Jackson, AB'nin şu anki yaptırımlarının gülünçlüğüne dikkat çekiyor. 100 Suu Kyi taraftarının 2003 yılında askerlerce dövülerek öldürülmesinin ardından AB, cuntaya vize yasağı süresini uzattı. Almanya ise 86 euro'luk Alman kaynaklı Burma mallarının alımını dondurdu. Buna karşılık, uluslararası kampanya, Premier Oil, Heineken, Pepsico ve British Home Store gibi negatif yatırımlar elde etti. Şu anki 'kirli' yatırımcı listesinde Total ve Unocal Petrol şirketleri, Rolls-Royce, Lloyd's of London ve Bales, Road to Mandalay ve Orient Express de bulunmaktadır. Çok satan Lonely Planet rehberi listede demirbaş. Lonely Planet yazarlarından biri, Burma'nın şu an daha iyi olduğunu ve cunta nefret uyandırıcı olmasına rağmen, siyasi hapis, işkence ve zorla çalıştırmanın yeni olmadığını ve bunların yüzyıllardır uygulandığını yazarak kendi kitabıyla dalga geçmiş oldu.
Bunları eskiden 4000 kişilik nüfusa sahip antik başkent Pagan halkına anlatın. Evlerinden ayrılmaları için birkaç hafta verildi ve sonra evleri yıkıldı. Yazın bir toz bulutu, kışınsa çamur içinde geçen susuz ve çorak bir bölgeye silah zoruyla yerleştirildiler. Bıraktıkları mallar ve evler, turistlere yaradı. Aung San Suu Kyi şöyle diyor: "Serbest bırakıldığımda turistleri ve yatırımcıları memnuniyetle karşılayacağım." Rejimden Burma halkının değil, yabancı turizmin yararlandığına dair pek çok kanıt var ve turizm altyapılarının çoğu zorunlu sivil hizmet ile inşa edildi. "Zorunlu sivil hizmet", rehin alınmış ya da karşılıksız köle gücü için karşılık olarak kullanılan, budalaca bir "hafif tabir"dir.
9 yıl önce Burma'da, İngiltere Dickensian'da rastlanacak bir tabloyla karşılaştım. Güneyde Tavoy kasabasının yakınlarında, bir grup insan, askerler gözetiminde bir demiryolu viyadükü yapıyorlardı. Çoğu çocuk olan bu insanlar köle işçilerdi.
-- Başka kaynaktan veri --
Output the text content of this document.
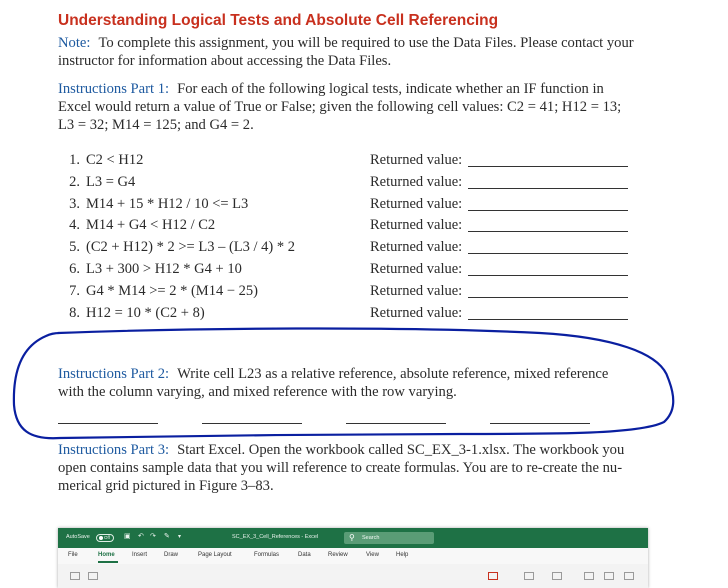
Understanding Logical Tests and Absolute Cell Referencing
Note: To complete this assignment, you will be required to use the Data Files. Please contact your
instructor for information about accessing the Data Files.
Instructions Part 1: For each of the following logical tests, indicate whether an IF function in
Excel would return a value of True or False; given the following cell values: C2 = 41; H12 = 13;
L3 = 32; M14 = 125; and G4 = 2.
1. C2 < H12	Returned value:
2. L3 = G4	Returned value:
3. M14 + 15 * H12 / 10 <= L3	Returned value:
4. M14 + G4 < H12 / C2	Returned value:
5. (C2 + H12) * 2 >= L3 – (L3 / 4) * 2	Returned value:
6. L3 + 300 > H12 * G4 + 10	Returned value:
7. G4 * M14 >= 2 * (M14 − 25)	Returned value:
8. H12 = 10 * (C2 + 8)	Returned value:
Instructions Part 2: Write cell L23 as a relative reference, absolute reference, mixed reference
with the column varying, and mixed reference with the row varying.
Instructions Part 3: Start Excel. Open the workbook called SC_EX_3-1.xlsx. The workbook you
open contains sample data that you will reference to create formulas. You are to re-create the nu-
merical grid pictured in Figure 3–83.
AutoSave	Off ▣ ↶ ↷ ✎ ▾	SC_EX_3_Cell_References - Excel	⚲ Search
File	Home	Insert	Draw	Page Layout	Formulas	Data	Review	View	Help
Uzun mavi elbiseli küçük bir kızın, kendinden büyük bir çapayı kullanmaya çalışmasını, geriye doğru düşmesini ve acıyla omzunu tutmasını izledim. Ona kaç yaşında olduğunu sordum. 'On bir' diye cevap verdi.
Felluce, Necef, Bağdat, Ramallah ve Gazze halklarını unutmamamız gerektiği gibi, bu küçük kızı, en temel haklarını isteyen ve desteğimizi hak eden Burma halkı ve liderini de unutmamalıyız.